In the US: Sundays, 10/9c, Lifetime
In the UK: Netflix. No airdate yet
One of the accusations against the #MeToo movement is that it’s ruining creativity. “Think of all the talented men whose lives are being destroyed and who can no longer make works of creative genius.” The obvious rejoinder is to think of all the talented women whose lives have already been destroyed and who never got to make their works of creative genius.
However, You offers a subtly different benefit of #MeToo – it can provide fresh, creative looks at otherwise tired and hackneyed concepts. On the face of it, You is a charming but otherwise tedious romance.
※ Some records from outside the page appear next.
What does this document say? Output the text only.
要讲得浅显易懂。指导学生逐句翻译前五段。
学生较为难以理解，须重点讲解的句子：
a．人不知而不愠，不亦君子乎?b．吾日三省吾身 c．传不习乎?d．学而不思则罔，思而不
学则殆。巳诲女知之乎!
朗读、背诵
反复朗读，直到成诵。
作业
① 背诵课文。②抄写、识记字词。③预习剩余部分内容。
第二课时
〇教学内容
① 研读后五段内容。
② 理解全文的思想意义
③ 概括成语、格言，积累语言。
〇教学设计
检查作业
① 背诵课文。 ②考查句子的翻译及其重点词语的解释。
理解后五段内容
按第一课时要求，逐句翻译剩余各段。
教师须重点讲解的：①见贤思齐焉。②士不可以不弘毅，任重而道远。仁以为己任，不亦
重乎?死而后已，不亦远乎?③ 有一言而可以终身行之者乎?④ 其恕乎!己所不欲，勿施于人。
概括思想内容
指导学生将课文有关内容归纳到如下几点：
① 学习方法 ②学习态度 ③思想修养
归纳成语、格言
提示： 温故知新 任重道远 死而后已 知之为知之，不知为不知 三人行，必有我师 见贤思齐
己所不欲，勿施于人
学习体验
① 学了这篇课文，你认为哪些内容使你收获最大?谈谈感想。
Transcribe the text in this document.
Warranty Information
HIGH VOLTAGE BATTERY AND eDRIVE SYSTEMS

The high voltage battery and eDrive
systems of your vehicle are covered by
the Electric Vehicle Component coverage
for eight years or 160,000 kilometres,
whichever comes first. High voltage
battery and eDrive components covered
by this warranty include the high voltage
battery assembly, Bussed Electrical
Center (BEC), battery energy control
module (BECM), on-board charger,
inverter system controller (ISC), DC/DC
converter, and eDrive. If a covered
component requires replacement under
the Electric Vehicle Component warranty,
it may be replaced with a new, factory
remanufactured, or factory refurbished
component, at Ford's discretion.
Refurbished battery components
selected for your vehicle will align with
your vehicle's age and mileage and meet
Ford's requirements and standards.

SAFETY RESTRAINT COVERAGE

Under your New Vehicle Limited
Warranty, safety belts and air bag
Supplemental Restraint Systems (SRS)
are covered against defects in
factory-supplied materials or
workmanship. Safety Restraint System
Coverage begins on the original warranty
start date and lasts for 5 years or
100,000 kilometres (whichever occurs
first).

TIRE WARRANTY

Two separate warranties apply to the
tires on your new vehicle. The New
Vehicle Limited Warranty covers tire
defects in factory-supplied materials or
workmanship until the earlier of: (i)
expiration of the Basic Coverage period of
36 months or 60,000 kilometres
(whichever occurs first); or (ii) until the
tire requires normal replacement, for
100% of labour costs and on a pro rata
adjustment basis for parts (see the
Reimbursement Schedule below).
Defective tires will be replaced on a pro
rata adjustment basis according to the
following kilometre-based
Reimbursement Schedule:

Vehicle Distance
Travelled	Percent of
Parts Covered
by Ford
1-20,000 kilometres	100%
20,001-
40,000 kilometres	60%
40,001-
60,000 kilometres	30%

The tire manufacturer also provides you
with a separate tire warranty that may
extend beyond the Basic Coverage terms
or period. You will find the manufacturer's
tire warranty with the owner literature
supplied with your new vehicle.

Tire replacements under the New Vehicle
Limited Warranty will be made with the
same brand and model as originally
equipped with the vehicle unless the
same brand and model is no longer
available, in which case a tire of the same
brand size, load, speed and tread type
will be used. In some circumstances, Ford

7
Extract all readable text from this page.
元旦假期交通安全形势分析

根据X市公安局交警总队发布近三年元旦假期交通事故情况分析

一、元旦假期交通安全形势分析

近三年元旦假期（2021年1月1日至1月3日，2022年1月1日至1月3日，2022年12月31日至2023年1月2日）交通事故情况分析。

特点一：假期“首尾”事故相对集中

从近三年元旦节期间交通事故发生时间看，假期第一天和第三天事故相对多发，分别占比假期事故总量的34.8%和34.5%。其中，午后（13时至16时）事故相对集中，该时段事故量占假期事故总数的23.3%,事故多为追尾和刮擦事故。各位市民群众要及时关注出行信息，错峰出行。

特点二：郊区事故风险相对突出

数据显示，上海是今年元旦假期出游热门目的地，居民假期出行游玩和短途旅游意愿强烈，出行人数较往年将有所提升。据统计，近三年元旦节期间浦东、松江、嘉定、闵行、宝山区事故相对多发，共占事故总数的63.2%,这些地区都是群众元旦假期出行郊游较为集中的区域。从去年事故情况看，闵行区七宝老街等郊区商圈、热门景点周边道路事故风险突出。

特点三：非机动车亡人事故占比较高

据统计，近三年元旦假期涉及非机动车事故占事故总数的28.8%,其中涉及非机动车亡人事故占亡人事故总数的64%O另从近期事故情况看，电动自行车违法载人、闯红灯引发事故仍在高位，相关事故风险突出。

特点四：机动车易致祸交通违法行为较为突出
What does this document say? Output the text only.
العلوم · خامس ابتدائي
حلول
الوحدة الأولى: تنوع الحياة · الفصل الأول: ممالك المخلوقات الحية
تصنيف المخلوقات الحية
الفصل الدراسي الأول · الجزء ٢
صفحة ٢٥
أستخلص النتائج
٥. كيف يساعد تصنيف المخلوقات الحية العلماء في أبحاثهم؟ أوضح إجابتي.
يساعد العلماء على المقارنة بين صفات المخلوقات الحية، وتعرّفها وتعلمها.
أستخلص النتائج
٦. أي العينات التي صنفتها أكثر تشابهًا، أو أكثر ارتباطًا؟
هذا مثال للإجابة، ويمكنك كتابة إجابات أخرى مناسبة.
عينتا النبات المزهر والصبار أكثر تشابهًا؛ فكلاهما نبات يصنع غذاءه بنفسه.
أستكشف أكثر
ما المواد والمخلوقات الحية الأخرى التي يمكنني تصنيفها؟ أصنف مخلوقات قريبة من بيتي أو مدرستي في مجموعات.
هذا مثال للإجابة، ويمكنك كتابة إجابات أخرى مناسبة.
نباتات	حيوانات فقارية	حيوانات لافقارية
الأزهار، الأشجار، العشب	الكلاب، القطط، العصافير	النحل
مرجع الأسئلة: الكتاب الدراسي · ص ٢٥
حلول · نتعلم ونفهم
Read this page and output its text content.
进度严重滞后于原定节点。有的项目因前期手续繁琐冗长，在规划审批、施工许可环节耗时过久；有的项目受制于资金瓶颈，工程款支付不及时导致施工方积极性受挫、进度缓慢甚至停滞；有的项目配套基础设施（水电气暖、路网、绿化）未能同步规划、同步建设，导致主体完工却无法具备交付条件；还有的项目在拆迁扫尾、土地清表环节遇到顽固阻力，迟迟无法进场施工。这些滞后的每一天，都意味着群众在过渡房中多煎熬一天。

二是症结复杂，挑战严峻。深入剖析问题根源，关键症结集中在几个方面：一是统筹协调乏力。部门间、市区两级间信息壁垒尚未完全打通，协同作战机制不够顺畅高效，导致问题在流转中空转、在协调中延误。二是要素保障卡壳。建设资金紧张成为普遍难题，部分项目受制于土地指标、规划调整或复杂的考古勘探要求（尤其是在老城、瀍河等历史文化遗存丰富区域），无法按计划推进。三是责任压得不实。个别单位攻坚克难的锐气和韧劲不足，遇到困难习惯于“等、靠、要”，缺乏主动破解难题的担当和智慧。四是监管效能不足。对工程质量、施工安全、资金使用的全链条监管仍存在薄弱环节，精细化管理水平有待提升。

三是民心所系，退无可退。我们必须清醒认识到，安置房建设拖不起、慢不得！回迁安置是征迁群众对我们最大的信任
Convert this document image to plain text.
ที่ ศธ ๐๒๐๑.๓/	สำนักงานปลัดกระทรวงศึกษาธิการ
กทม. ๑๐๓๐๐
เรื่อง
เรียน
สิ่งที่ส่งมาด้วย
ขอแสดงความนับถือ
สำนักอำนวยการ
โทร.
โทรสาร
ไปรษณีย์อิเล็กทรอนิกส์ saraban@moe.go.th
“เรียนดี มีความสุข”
Joe Goldberg (Gossip Girl‘s Penn Badgley) is a witty, charming book shop manager looking for the girl of his dreams. He’s been burned before, though, so he has to be careful about who he risks his heart on.
Then, one day, into his shop walks graduate student and aspiring poet Guinevere Beck (Once Upon A Time‘s Elizabeth Lail), they flirt, they hit it off and he wonders if she’s the one. If only she didn’t already have a really unreliable, useless boyfriend (Lou Taylor Pucci). Then, after one terrible night at a poetry recital, Beck is so drunk and sad that she drops her phone on the subway tracks and falls in front of her train. But coincidentally, who should be there to rescue her but Goldberg? It’s like Fate is trying to tell them both something.
So far, so ordinary. But despite being written by Gossip Girl‘s Sera Gamble, You owes far more to Arthur Chu’s famous essay, Your Princess is in Another Castle, than to the likes of Serendipity.
Because Goldberg is actually a stalker – and quite a dangerous one at that. He knows how to hack social media to find out your interests and to use geolocation tags in photos to find out where you live. He’s sympathetic and smart enough to con himself into your apartment when the workmen are there, and he can palm your phone when you’re least expecting it.
All while thinking he’s the hero of the piece as he slams a hammer into a perceived wrong-doer’s head, just to protect you from anyone who would hurt you. What wouldn’t a hero do in the name of love?
You psycho
The show is actually a very clever examination of male entitlement. Told almost entirely from Badgley’s viewpoint – because even when Lail thinks she’s alone, she’s not – the show depicts how men (#NotAllMen) can romanticise women and create a two-dimensional view of them divorced from reality, but also feel they’re entitled to that woman’s affections if they do things for them. This isn’t a caricature of a stalker in the style of Criminal Minds, but a reasonably nuanced psychological examination of a man who’d do anything for love, the book-loving, seemingly sympathetic and kind Joe Goldberg being just a couple of millimetres away from the equally literate, witty, working class Dan Humphrey of Gossip Girl.
At the same time, You also deconstructs the tropes of romantic comedies and movies, Badgley himself reminding viewers in voice-over that they might have seen a hero in a similar position to his as he hides behind a shower curtain in Lail’s apartment, hoping not to be discovered as water cascades down onto him. In an era when entitled men who try to woo back uninterested women are still heralded as heart-broken romantic heroes rather than dangerous, no matter how inappropriate or abusive their behaviour, the juxtaposition of Badgley’s self-perception and his terrifying behaviour shows that it’s just the flip-side of the Say Anything coin.
The show presents a dichotomy for Lail. While You‘s attention is focused on her through Badgley, we never hear her thoughts, only his, ironically seeming to make the show an exemplar of the male gaze. Yet even while Badgley is coming up with plausible explanations for Lail’s behaviour that fit into his personal narrative, we’re getting to see a more three-dimensional side of her, creeping through his construct. While Pucci is providing one explanation (“She’s a gold digger… she’ll sleep with anyone to get what she wants”) and Badgley is developing his own (Lail is a princess who needs his white knight to protect her), Lail is having to navigate all these narrative being constructed for her by men, simply so she can become a poet – and perhaps meet a good, smart guy along the way. She’s not an angel or a demon, virgin or whore, but a three-dimensional woman trying to do her best in a patriarchal world.
You win
Badgley is brilliantly cast here. He’s the kind of guy any smart woman would want as a boyfriend and Gamble’s scripts give him delightfully crunchy dialogue to play with. Yet he’s able to intimate an occasional coldness and a flaring of anger that hint at the darkness beneath his surface.
Meanwhile, Lail is dazzling, the kind of woman any nerdy guy would fall for, a suitably blank canvas that they can paint their own ideas onto, while still managing to provide depth for anyone willing to look.
Were it not for his whole “imprisoning people in cages and murdering”, you’d be dying for the two to get together. Indeed, part of the show’s cleverness is that it fits the standard rom-com plotting so closely, you still want them to get together through conditioned reflex, even knowing what you do about Badgley.
You watch
It’s not entirely flawless. There are too many coincidences and too many people being too trusting. But You‘s a really enjoyable, clever romantic thriller with a real socio-political subtext that means you should definitely give a try.